After this static block runs, the following program prints

false

instead of

true

:

<code>public class TrueTest {
    public static void main(String[] args) {
        Boolean reality = true;
        if (reality) {
            System.out.println("true");
        } else {
            System.out.println("false");
        }
    }
}</code>

4. Executing Both Branches of an If‑Else

By crafting a condition that triggers side effects, both the

if

and

else

blocks can run in a single method call:

<code>public class IfTest {
    public static void main(String[] args) {
        judge("Hydra");
    }
    public static void judge(String param) {
        if (param == null || new IfTest(){{ IfTest.check(null); }}.equals("Hydra")) {
            System.out.println("step one");
        } else {
            System.out.println("step two");
        }
    }
}</code>

The trick relies on an anonymous inner class that executes

IfTest.check(null)

during object initialization, causing the condition to be true on the second evaluation and printing both "step one" and "step two".

5. Direct Memory Manipulation with Unsafe

The

sun.misc.Unsafe

class allows low‑level memory operations.
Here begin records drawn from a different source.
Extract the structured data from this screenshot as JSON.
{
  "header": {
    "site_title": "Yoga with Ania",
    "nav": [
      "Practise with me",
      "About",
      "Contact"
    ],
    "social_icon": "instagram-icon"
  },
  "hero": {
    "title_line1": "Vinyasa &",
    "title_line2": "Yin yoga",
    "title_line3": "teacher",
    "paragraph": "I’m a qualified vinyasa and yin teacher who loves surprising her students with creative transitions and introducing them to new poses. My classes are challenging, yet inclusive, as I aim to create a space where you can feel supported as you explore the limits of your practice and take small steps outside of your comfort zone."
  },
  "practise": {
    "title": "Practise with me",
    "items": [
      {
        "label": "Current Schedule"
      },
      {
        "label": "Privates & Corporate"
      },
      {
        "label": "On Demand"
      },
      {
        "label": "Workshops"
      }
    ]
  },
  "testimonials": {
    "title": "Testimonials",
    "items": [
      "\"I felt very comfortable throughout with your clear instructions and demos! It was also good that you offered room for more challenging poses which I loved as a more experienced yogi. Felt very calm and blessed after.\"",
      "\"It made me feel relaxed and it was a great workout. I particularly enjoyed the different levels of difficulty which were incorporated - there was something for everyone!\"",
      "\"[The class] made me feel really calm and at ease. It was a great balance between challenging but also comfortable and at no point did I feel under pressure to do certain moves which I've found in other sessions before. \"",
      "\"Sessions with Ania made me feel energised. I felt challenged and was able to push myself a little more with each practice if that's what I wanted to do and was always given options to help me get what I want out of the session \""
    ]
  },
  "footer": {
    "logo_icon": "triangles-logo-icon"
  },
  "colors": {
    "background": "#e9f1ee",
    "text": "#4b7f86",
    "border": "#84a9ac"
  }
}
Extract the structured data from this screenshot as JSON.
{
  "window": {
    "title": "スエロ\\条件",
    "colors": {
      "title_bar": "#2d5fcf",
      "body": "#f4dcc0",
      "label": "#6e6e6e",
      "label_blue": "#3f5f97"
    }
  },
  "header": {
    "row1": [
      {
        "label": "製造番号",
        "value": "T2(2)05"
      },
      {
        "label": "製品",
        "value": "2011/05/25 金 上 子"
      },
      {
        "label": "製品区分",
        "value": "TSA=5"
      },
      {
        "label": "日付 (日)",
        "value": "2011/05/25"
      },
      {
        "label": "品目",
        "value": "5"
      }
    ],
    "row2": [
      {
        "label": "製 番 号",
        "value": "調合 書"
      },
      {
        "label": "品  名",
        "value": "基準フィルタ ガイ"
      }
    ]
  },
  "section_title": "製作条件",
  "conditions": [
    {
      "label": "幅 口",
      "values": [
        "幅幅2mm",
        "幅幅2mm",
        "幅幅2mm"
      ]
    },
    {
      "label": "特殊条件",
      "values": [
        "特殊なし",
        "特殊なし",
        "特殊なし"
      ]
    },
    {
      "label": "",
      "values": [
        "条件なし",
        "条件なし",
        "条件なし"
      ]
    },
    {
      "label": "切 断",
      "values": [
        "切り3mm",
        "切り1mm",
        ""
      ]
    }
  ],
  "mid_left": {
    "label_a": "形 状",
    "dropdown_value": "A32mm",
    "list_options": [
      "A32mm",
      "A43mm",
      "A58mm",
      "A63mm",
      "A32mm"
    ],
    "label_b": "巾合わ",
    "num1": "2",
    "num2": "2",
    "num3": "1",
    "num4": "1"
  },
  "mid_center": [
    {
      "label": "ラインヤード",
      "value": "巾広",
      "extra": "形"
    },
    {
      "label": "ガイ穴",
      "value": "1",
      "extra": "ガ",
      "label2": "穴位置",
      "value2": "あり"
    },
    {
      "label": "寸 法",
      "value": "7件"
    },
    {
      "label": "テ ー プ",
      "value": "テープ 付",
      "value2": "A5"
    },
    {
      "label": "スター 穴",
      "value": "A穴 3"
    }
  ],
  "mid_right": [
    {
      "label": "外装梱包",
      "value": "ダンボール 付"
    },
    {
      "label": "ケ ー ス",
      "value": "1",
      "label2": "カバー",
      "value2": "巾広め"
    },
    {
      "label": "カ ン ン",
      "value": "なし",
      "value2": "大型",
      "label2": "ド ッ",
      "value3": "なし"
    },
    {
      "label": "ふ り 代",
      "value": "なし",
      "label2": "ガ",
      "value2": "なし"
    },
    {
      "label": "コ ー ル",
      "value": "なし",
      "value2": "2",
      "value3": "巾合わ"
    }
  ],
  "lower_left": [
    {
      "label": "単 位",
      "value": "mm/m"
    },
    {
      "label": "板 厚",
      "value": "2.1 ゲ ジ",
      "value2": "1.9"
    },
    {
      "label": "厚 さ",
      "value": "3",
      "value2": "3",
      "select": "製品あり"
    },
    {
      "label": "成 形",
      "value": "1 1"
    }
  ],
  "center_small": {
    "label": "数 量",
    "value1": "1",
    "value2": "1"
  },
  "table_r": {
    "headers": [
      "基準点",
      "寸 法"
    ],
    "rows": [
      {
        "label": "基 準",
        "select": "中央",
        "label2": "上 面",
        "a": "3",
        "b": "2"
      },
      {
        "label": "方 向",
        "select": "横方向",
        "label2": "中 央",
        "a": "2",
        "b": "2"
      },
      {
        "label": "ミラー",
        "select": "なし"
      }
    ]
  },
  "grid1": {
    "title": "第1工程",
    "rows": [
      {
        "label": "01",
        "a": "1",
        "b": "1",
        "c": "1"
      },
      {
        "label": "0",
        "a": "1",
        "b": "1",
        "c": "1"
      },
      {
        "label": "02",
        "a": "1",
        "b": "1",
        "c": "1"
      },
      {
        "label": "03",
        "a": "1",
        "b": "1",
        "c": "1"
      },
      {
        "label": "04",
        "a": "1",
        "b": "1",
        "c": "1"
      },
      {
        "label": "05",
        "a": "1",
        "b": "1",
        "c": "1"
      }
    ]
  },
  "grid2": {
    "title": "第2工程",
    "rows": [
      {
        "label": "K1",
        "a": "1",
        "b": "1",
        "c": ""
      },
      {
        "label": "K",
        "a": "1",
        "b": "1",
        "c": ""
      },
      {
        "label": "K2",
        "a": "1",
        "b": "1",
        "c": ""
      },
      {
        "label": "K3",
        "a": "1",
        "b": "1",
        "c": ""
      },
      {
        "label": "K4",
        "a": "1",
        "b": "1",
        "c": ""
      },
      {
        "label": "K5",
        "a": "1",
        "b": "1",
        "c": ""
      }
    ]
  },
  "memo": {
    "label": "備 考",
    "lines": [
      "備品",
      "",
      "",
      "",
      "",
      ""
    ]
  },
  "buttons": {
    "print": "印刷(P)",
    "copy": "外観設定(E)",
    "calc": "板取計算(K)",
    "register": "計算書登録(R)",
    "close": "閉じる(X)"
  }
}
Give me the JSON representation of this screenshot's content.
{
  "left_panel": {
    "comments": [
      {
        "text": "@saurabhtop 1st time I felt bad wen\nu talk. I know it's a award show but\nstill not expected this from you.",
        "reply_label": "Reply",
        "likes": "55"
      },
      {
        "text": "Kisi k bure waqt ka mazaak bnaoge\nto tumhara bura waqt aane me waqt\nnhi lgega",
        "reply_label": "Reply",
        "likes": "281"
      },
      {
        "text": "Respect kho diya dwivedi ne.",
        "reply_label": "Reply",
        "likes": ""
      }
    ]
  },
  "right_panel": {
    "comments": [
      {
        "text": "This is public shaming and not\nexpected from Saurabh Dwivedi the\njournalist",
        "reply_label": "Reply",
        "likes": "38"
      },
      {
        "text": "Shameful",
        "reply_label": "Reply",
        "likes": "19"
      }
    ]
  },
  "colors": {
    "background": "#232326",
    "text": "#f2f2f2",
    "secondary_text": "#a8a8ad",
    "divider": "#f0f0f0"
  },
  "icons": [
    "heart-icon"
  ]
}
Obtaining an instance via reflection:

<code>Field unsafeField = Unsafe.class.getDeclaredField("theUnsafe");
unsafeField.setAccessible(true);
Unsafe unsafe = (Unsafe) unsafeField.get(null);
</code>

Example: allocate 4 bytes, store an

int

, read it back, and free the memory:

<code>void test() {
    long addr = unsafe.allocateMemory(4);
    unsafe.putInt(addr, 1);
    int a = unsafe.getInt(addr);
    System.out.println(a);
    unsafe.freeMemory(addr);
}</code>

Using

setMemory

to fill bytes yields a different integer value:

<code>void test() {
    long addr = unsafe.allocateMemory(4);
    unsafe.setMemory(addr, 4, (byte)1);
    System.out.println(unsafe.getInt(addr));
    unsafe.freeMemory(addr);
}</code>

Copying memory demonstrates how an 8‑byte region can hold the value

4294967297

after duplicating a 4‑byte pattern:

<code>void test2() {
    long addr = unsafe.allocateMemory(4);
    long addr2 = unsafe.reallocateMemory(addr, 8);
    unsafe.putInt(addr, 1);
    for (int i = 0; i < 2; i++) {
        unsafe.copyMemory(addr, addr2 + 4 * i, 4);
    }
    System.out.println(unsafe.getInt(addr));
    System.out.println(unsafe.getLong(addr2));
    unsafe.freeMemory(addr);
    unsafe.freeMemory(addr2);
}</code>

These examples show how

Unsafe

can be misused for memory tricks, thread scheduling, CAS operations, and more.

By mastering these obscure techniques, you can add a layer of “code‑obfuscation aura” to your projects, making your code appear mysterious and difficult to tamper with.